The first step of BWISE is to create an outline. Students must write goals and think about what they are doing and how it will help them in the long run. First-year students create their plan through the Introduction to Business class.

“This year, the advising office was only in charge of the service portion” Maddie Collins said, a sophomore business student and peer adviser for BWISE.

Maddie helped students find service opportunities

“Students are responding very positively to the program in general,” Lau said.

“A lot of college students don’t get involved or network; they focus on what’s on campus,” said first-year Brandon Cusick, a double major in accounting and finance who is participating in the BWISE program “Getting experience in your community and getting experience in your field will show you that A, you want to be in that field or B, that’s not for you.”

Cusick said he is looking for job opportunities in the government sector of accounting, in forensics or auditing for a big firm.

For his outline, Cusick chose the experimental and service route. In terms of completion, he already has half his outline completed.

“I did an internship last semester in the fall with Catholic Social Services, and I basically did accounting stuff with payroll for a whole semester,” Cusick said.

Cusick hopes to complete the service portion of BWISE next semester.

“Freshmen are sometimes reluctant in getting involved,” said senior finance and business economics major James Calvano, president of UD’s professional co-ed business fraternity, Alpha Kappa Psi.

Although Calvano was not in the BWISE program, he has performed services through Habitat for Humanity and Alpha Kappa Psi.

“There is a lot to learn outside the classroom, and experimental learning through this program will really be a benefit in the long run”, Calvano said.   He thought BWISE was a great idea, especially because it forces students to look at the big picture their first year.

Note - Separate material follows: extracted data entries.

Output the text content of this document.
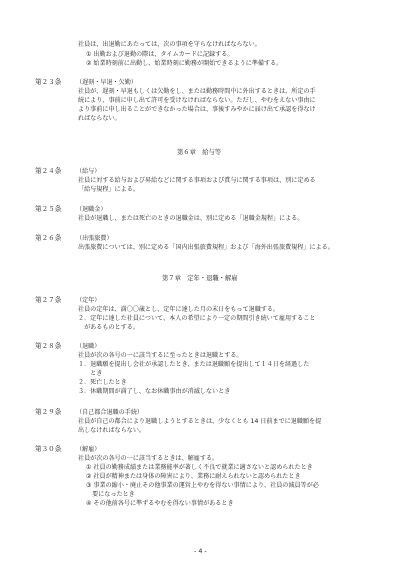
社員は、出退勤にあたっては、次の事項を守らなければならない。
① 出勤および退勤の際は、タイムカードに記録する。
② 始業時刻前に出勤し、始業時刻に勤務が開始できるように準備する。
第２３条 （遅刻・早退・欠勤）
社員が、遅刻・早退もしくは欠勤をし、または勤務時間中に外出するときは、所定の手
続により、事前に申し出て許可を受けなければならない。ただし、やむをえない事由に
より事前に申し出ることができなかった場合は、事後すみやかに届け出て承認を得なけ
ればならない。
第６章　給与等
第２４条 （給与）
社員に対する給与および昇給などに関する事項および賞与に関する事項は、別に定める
「給与規程」による。
第２５条 （退職金）
社員が退職し、または死亡のときの退職金は、別に定める「退職金規程」による。
第２６条 （出張旅費）
出張旅費については、別に定める「国内出張旅費規程」および「海外出張旅費規程」による。
第７章　定年・退職・解雇
第２７条 （定年）
社員の定年は、満〇〇歳とし、定年に達した月の末日をもって退職する。
２．定年に達した社員について、本人の希望により一定の期間引き続いて雇用すること
　があるものとする。
第２８条 （退職）
社員が次の各号の一に該当するに至ったときは退職とする。
１．退職願を提出し会社が承認したとき、または退職願を提出して１４日を経過した
　　とき
２．死亡したとき
３．休職期間が満了し、なお休職事由が消滅しないとき
第２９条 （自己都合退職の手続）
社員が自己の都合により退職しようとするときは、少なくとも 14 日前までに退職願を提
出しなければならない。
第３０条 （解雇）
社員が次の各号の一に該当するときは、解雇する。
① 社員の勤務成績または業務能率が著しく不良で就業に適さないと認められたとき
② 社員が精神または身体の障害により、業務に耐えられないと認められたとき
③ 事業の縮小・廃止その他事業の運営上やむを得ない事情により、社員の減員等が必
　要になったとき
④ その他前各号に準ずるやむを得ない事情があるとき
- 4 -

“A fair number of our students already do three, but [for] many of our students who are not doing any of them, we hope that BWISE will help them get out of the classroom and out of their dorm room to say that having that kind of background experience is important to being a well-rounded business professional,” Lau said. “And, it will help them get a job, too. It will give them something to talk about with employers and also give them the kind of people skills and management skills and workplace skills that we can’t teach in a classroom.”